Publication year - 1991
Publication title -
journal of comparative neurology
Language(s) - English
Resource type - Journals
SCImago Journal Rank - 1.855
H-Index - 209
eISSN - 1096-9861
pISSN - 0021-9967
DOI - 10.1002/cne.903110403
Subject(s) - microstimulation , forelimb , neuroscience , macaque , biology , motor cortex , anatomy , stimulus (psychology) , primate , cortex (anatomy) , stimulation , psychology , psychotherapist
Abstract The mesial agranular frontal cortex that lies rostral to area 4 (F1) is formed by two distinct cytoarchitectonic areas: F3, located caudally, and F6, located rostrally. In the present experiments we investigated the organization of F3 and F6 by observing the motor responses evoked by their intracortical electrical microstimulation. Our main purpose was to find out whether the cytoarchitectonic subdivision of the mesial agranular frontal cortex into two areas has a physiological counterpart. The result showed that F3 (the caudal area) contains a complete motor representation with hindlimb movements located caudally, forelimb movements located centrally, and orofacial movements located rostrally. The great majority of limb movements involved proximal joints.
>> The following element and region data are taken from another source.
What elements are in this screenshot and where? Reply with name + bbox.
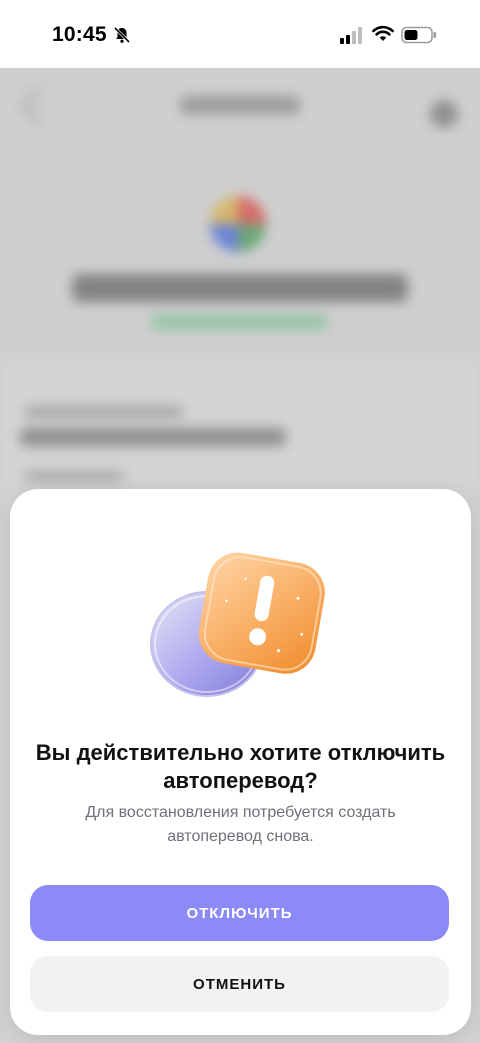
status-bar: 10:45	[0, 0, 480, 68]
background-label-2	[24, 470, 124, 482]
background-title	[72, 274, 408, 302]
dialog-subtitle: Для восстановления потребуется создать а…	[85, 804, 396, 845]
background-header-title	[180, 96, 300, 114]
background-status-badge	[150, 314, 328, 330]
background-value	[20, 428, 286, 446]
bell-off-icon	[113, 26, 131, 44]
background-divider	[0, 148, 480, 149]
cellular-signal-icon	[340, 27, 362, 44]
confirmation-dialog: Вы действительно хотите отключить автопе…	[10, 489, 471, 1035]
settings-icon	[430, 100, 458, 128]
bank-logo-icon	[210, 196, 266, 252]
battery-icon	[401, 26, 436, 44]
status-time: 10:45	[52, 23, 107, 46]
dialog-title: Вы действительно хотите отключить автопе…	[35, 740, 446, 793]
background-label	[24, 406, 184, 418]
warning-exclamation-icon	[150, 552, 325, 697]
wifi-icon	[372, 25, 394, 41]
cancel-button[interactable]: ОТМЕНИТЬ	[30, 956, 449, 1012]
disable-button[interactable]: ОТКЛЮЧИТЬ	[30, 885, 449, 941]
back-icon	[20, 86, 58, 124]
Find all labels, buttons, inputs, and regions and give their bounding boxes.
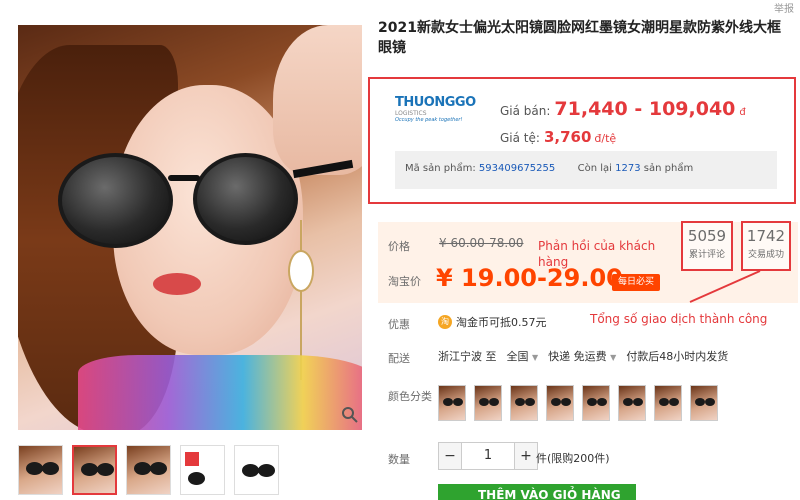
trades-count: 1742 — [746, 227, 786, 245]
quantity-input[interactable]: 1 — [462, 442, 514, 470]
daily-deal-badge[interactable]: 每日必买 — [612, 274, 660, 291]
image-hand — [273, 25, 362, 175]
image-lens-right — [193, 153, 298, 245]
color-swatch-list — [438, 385, 718, 421]
quantity-limit-note: 件(限购200件) — [536, 452, 610, 465]
image-lens-left — [58, 153, 173, 248]
stock-value: 1273 — [615, 163, 641, 174]
annotation-arrow-icon — [689, 270, 761, 303]
color-swatch[interactable] — [510, 385, 538, 421]
zoom-icon[interactable] — [341, 406, 359, 424]
color-swatch[interactable] — [654, 385, 682, 421]
ship-to-dropdown[interactable]: 全国 ▼ — [507, 348, 539, 364]
thumbnail[interactable] — [180, 445, 225, 495]
vnd-price-value: 71,440 - 109,040 — [554, 98, 736, 120]
product-title: 2021新款女士偏光太阳镜圆脸网红墨镜女潮明星款防紫外线大框眼镜 — [378, 20, 781, 56]
quantity-stepper: − 1 + — [438, 442, 538, 470]
image-lips — [153, 273, 201, 295]
rate-unit: đ/tệ — [594, 132, 617, 145]
chevron-down-icon: ▼ — [532, 353, 539, 362]
thuonggo-logo: THUONGGO LOGISTICS Occupy the peak toget… — [395, 95, 476, 123]
coin-text: 淘金币可抵0.57元 — [456, 316, 547, 329]
image-earring — [288, 250, 314, 292]
taobao-price-label: 淘宝价 — [388, 275, 421, 288]
code-label: Mã sản phẩm: — [405, 163, 476, 174]
reviews-stat-box[interactable]: 5059 累计评论 — [681, 221, 733, 271]
reviews-annotation: Phản hồi của khách hàng — [538, 239, 656, 269]
trades-label: 交易成功 — [747, 250, 784, 260]
add-to-cart-button[interactable]: THÊM VÀO GIỎ HÀNG — [438, 484, 636, 500]
reviews-count: 5059 — [687, 227, 727, 245]
thumbnail[interactable] — [18, 445, 63, 495]
vnd-price-unit: đ — [739, 107, 746, 118]
shipping-label: 配送 — [388, 352, 410, 365]
thumbnail-selected[interactable] — [72, 445, 117, 495]
original-price: ¥ 60.00-78.00 — [439, 236, 524, 250]
coin-icon: 淘 — [438, 315, 452, 329]
trades-annotation: Tổng số giao dịch thành công — [590, 312, 768, 326]
rate-value: 3,760 — [543, 128, 592, 146]
color-swatch[interactable] — [438, 385, 466, 421]
image-bridge — [168, 175, 200, 181]
thumbnail[interactable] — [234, 445, 279, 495]
image-scarf — [78, 355, 362, 430]
product-code-bar: Mã sản phẩm: 593409675255 Còn lại 1273 s… — [395, 151, 777, 189]
color-label: 颜色分类 — [388, 390, 432, 403]
code-value: 593409675255 — [478, 163, 556, 174]
color-swatch[interactable] — [618, 385, 646, 421]
color-swatch[interactable] — [690, 385, 718, 421]
vnd-price-row: Giá bán: 71,440 - 109,040 đ — [500, 98, 746, 120]
ship-from: 浙江宁波 至 — [438, 350, 497, 363]
decrement-button[interactable]: − — [438, 442, 462, 470]
stock-label: Còn lại — [577, 163, 612, 174]
exchange-rate-row: Giá tệ: 3,760 đ/tệ — [500, 128, 616, 146]
color-swatch[interactable] — [546, 385, 574, 421]
increment-button[interactable]: + — [514, 442, 538, 470]
thumbnail[interactable] — [126, 445, 171, 495]
vnd-price-label: Giá bán: — [500, 104, 551, 118]
ship-time: 付款后48小时内发货 — [626, 350, 729, 363]
price-label: 价格 — [388, 240, 410, 253]
report-link[interactable]: 举报 — [774, 0, 794, 15]
ship-speed-dropdown[interactable]: 快递 免运费 ▼ — [548, 348, 616, 364]
main-product-image[interactable] — [18, 25, 362, 430]
coin-promo: 淘 淘金币可抵0.57元 — [438, 314, 547, 330]
rate-label: Giá tệ: — [500, 131, 540, 145]
stock-unit: sản phẩm — [643, 163, 694, 174]
shipping-row: 浙江宁波 至 全国 ▼ 快递 免运费 ▼ 付款后48小时内发货 — [438, 348, 728, 364]
trades-stat-box[interactable]: 1742 交易成功 — [741, 221, 791, 271]
promo-label: 优惠 — [388, 318, 410, 331]
color-swatch[interactable] — [474, 385, 502, 421]
reviews-label: 累计评论 — [688, 250, 725, 260]
thumbnail-strip — [18, 445, 279, 495]
color-swatch[interactable] — [582, 385, 610, 421]
quantity-label: 数量 — [388, 453, 410, 466]
chevron-down-icon: ▼ — [610, 353, 617, 362]
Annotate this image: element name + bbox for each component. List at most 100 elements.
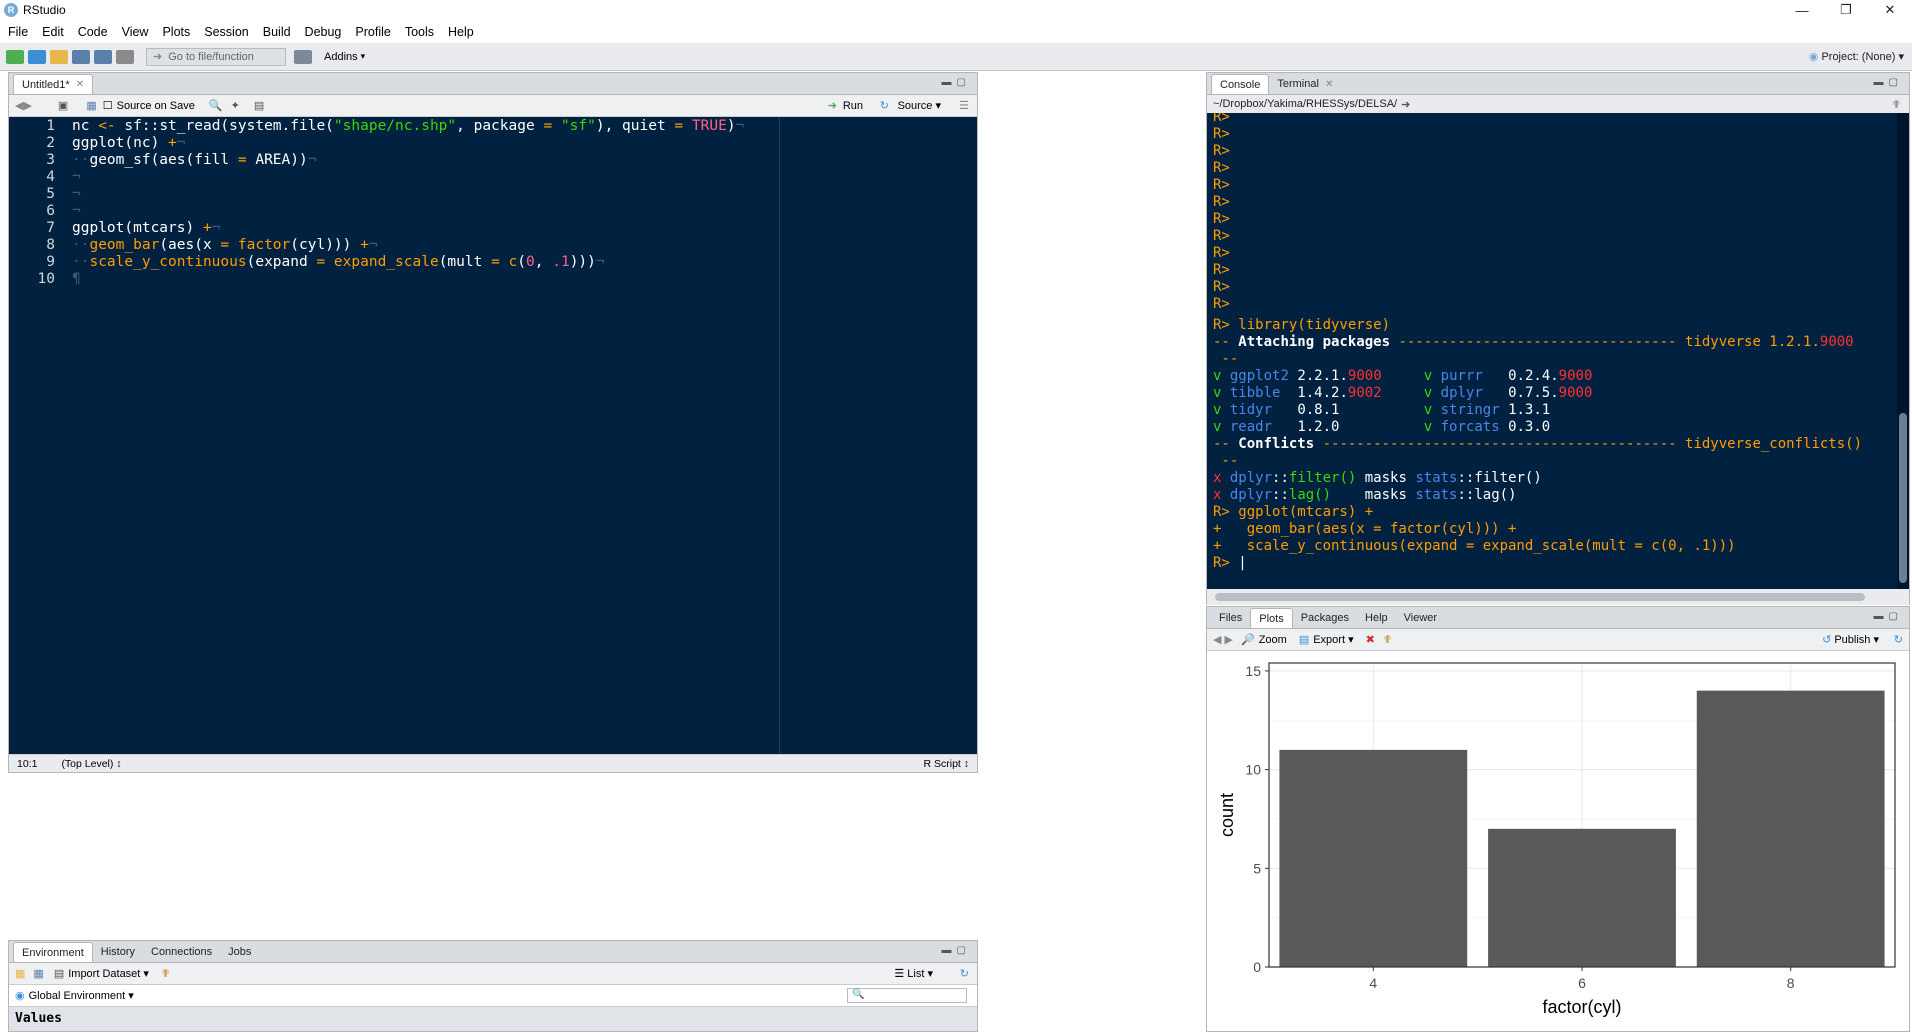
addins-button[interactable]: Addins (324, 51, 358, 63)
open-file-icon[interactable] (50, 49, 68, 64)
console-text: R> (1213, 555, 1239, 571)
menu-debug[interactable]: Debug (305, 25, 342, 39)
save-doc-icon[interactable]: ▦ (86, 99, 96, 112)
menu-plots[interactable]: Plots (162, 25, 190, 39)
tab-history[interactable]: History (93, 942, 143, 962)
scope-label: (Top Level) (61, 757, 114, 770)
menu-tools[interactable]: Tools (405, 25, 434, 39)
line-number: 4 (46, 169, 55, 185)
pane-minmax[interactable]: ▬▢ (942, 77, 971, 88)
clear-plots-icon[interactable]: ✟ (1383, 633, 1392, 646)
close-button[interactable]: ✕ (1868, 0, 1912, 20)
import-dataset-label: Import Dataset (68, 968, 141, 980)
y-tick-label: 0 (1253, 959, 1261, 975)
code-line: ··geom_sf(aes(fill = AREA))¬ (72, 152, 317, 168)
wand-icon[interactable]: ✦ (231, 99, 240, 112)
tab-plots[interactable]: Plots (1250, 608, 1293, 628)
menu-build[interactable]: Build (263, 25, 291, 39)
y-tick-label: 15 (1245, 663, 1261, 679)
tab-environment[interactable]: Environment (13, 942, 93, 962)
minimize-button[interactable]: — (1780, 0, 1824, 20)
lines-icon[interactable]: ☰ (959, 99, 969, 112)
console-prompt: R> (1213, 126, 1230, 142)
refresh-icon[interactable]: ↻ (1894, 633, 1903, 646)
source-button[interactable]: Source ▾ (898, 99, 941, 112)
save-icon[interactable] (72, 49, 90, 64)
clear-console-icon[interactable]: ✟ (1892, 98, 1901, 111)
zoom-button[interactable]: Zoom (1259, 634, 1287, 646)
save-workspace-icon[interactable]: ▦ (33, 967, 43, 980)
show-in-window-icon[interactable]: ▣ (58, 99, 68, 112)
console-scrollbar[interactable] (1897, 113, 1909, 589)
tab-terminal[interactable]: Terminal ✕ (1269, 74, 1341, 94)
scope-selector[interactable]: (Top Level) ↕ (61, 758, 121, 770)
tab-viewer[interactable]: Viewer (1396, 608, 1445, 628)
line-number: 8 (46, 237, 55, 253)
console-prompt: R> (1213, 228, 1230, 244)
menu-code[interactable]: Code (78, 25, 108, 39)
bar (1696, 690, 1885, 967)
import-icon: ▤ (53, 968, 65, 980)
env-search-input[interactable]: 🔍 (847, 988, 967, 1003)
code-editor[interactable]: 1 2 3 4 5 6 7 8 9 10 nc <- sf::st_read(s… (9, 117, 977, 754)
import-dataset-button[interactable]: Import Dataset ▾ (68, 967, 149, 980)
source-on-save-checkbox[interactable]: ☐ (103, 99, 113, 112)
tab-files[interactable]: Files (1211, 608, 1250, 628)
new-project-icon[interactable] (28, 49, 46, 64)
pane-minmax[interactable]: ▬▢ (1874, 611, 1903, 622)
goto-file-input[interactable]: ➜ Go to file/function (146, 47, 286, 66)
plot-nav-icon[interactable]: ◀ ▶ (1213, 633, 1233, 646)
remove-plot-icon[interactable]: ✖ (1366, 633, 1375, 646)
new-file-icon[interactable] (6, 49, 24, 64)
pane-minmax[interactable]: ▬▢ (942, 945, 971, 956)
menu-session[interactable]: Session (204, 25, 248, 39)
nav-arrows-icon[interactable]: ◀▶ (15, 99, 32, 112)
console-line: v readr 1.2.0 v forcats 0.3.0 (1213, 419, 1551, 435)
console-hscroll[interactable] (1207, 589, 1909, 605)
run-button[interactable]: Run (843, 100, 863, 112)
list-view-button[interactable]: ☰ List ▾ (894, 967, 933, 980)
global-env-selector[interactable]: Global Environment ▾ (29, 989, 134, 1002)
tab-jobs[interactable]: Jobs (220, 942, 259, 962)
outline-icon[interactable]: ▤ (254, 99, 264, 112)
tab-console[interactable]: Console (1211, 74, 1270, 94)
console-line: x dplyr::filter() masks stats::filter() (1213, 470, 1542, 486)
close-tab-icon[interactable]: ✕ (1325, 79, 1333, 90)
hscroll-thumb[interactable] (1215, 593, 1865, 601)
bar (1488, 828, 1676, 967)
close-tab-icon[interactable]: ✕ (76, 79, 84, 90)
export-button[interactable]: Export ▾ (1313, 633, 1353, 646)
publish-button[interactable]: ↺ Publish ▾ (1822, 633, 1879, 646)
code-line: ··scale_y_continuous(expand = expand_sca… (72, 254, 605, 270)
restore-button[interactable]: ❐ (1824, 0, 1868, 20)
file-type-selector[interactable]: R Script ↕ (923, 758, 969, 770)
search-icon[interactable]: 🔍 (209, 99, 223, 112)
console-line: v tidyr 0.8.1 v stringr 1.3.1 (1213, 402, 1551, 418)
load-workspace-icon[interactable]: ▦ (15, 967, 25, 980)
console-prompt: R> (1213, 296, 1230, 312)
tab-label: Untitled1* (22, 78, 70, 91)
grid-icon[interactable] (294, 49, 312, 64)
pane-minmax[interactable]: ▬▢ (1874, 77, 1903, 88)
menu-file[interactable]: File (8, 25, 28, 39)
broom-icon[interactable]: ✟ (161, 967, 170, 980)
console-output[interactable]: R> R> R> R> R> R> R> R> R> R> R> R> R> library(tidy… (1207, 113, 1909, 589)
refresh-icon[interactable]: ↻ (960, 967, 969, 980)
goto-dir-icon[interactable]: ➜ (1401, 98, 1410, 111)
save-all-icon[interactable] (94, 49, 112, 64)
rerun-icon[interactable]: ↻ (880, 99, 889, 112)
print-icon[interactable] (116, 49, 134, 64)
project-menu[interactable]: ◉ Project: (None) ▾ (1809, 50, 1904, 63)
menu-view[interactable]: View (122, 25, 149, 39)
menu-help[interactable]: Help (448, 25, 474, 39)
line-number: 10 (37, 271, 55, 287)
scrollbar-thumb[interactable] (1899, 413, 1907, 583)
tab-help[interactable]: Help (1357, 608, 1396, 628)
main-toolbar: ➜ Go to file/function Addins ▾ (0, 43, 1912, 71)
menu-profile[interactable]: Profile (355, 25, 390, 39)
tab-packages[interactable]: Packages (1293, 608, 1357, 628)
plots-tabstrip: Files Plots Packages Help Viewer ▬▢ (1207, 607, 1909, 629)
menu-edit[interactable]: Edit (42, 25, 64, 39)
tab-untitled1[interactable]: Untitled1* ✕ (13, 74, 94, 94)
tab-connections[interactable]: Connections (143, 942, 220, 962)
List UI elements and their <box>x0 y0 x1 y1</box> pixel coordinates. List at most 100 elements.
With respect to F1, F3 showed the following functional characteristics: (1) lack of segregation between proximal and distal movements, (2) larger percentage of complex movements, and (3) higher excitability threshold. Movements were more difficult to elicit from F6 (the rostral area) than from F3. However, by using a longer stimulus train duration (100 ms) 39.3% of tested sites produced body movements. This percentage increased (50.5%) when the electrical stimulation was applied during monkey natural movements instead of when the monkey was still in its chair. Most of the evoked movements concerned the forelimb. More rarely, neck and upper face movements were observed. Unlike F1 and F3 where most movements were fast, slow movements were frequently observed with stimulation of F6. Many of them mimicked natural movements of the animal. Eye movements were evoked from F7 (superior area 6) but not from F6. An additional motor representation was found in the dorsocaudal part of area 24 (24d). This area is topographically organized with a forelimb representation located caudally and ventrally and a hindlimb representation located rostrally and dorsally. The excitability threshold of area 24d is higher than that of F1 and F3. Evoked movements were occasionally observed also after stimulation of area 24c. In conclusion, on the mesial cortical wall rostral to F1, there are at least three independent motor representations. On the basis of somatotopic organization and excitability properties, we propose that the term supplementary motor area (SMA‐proper) should be reserved to F3.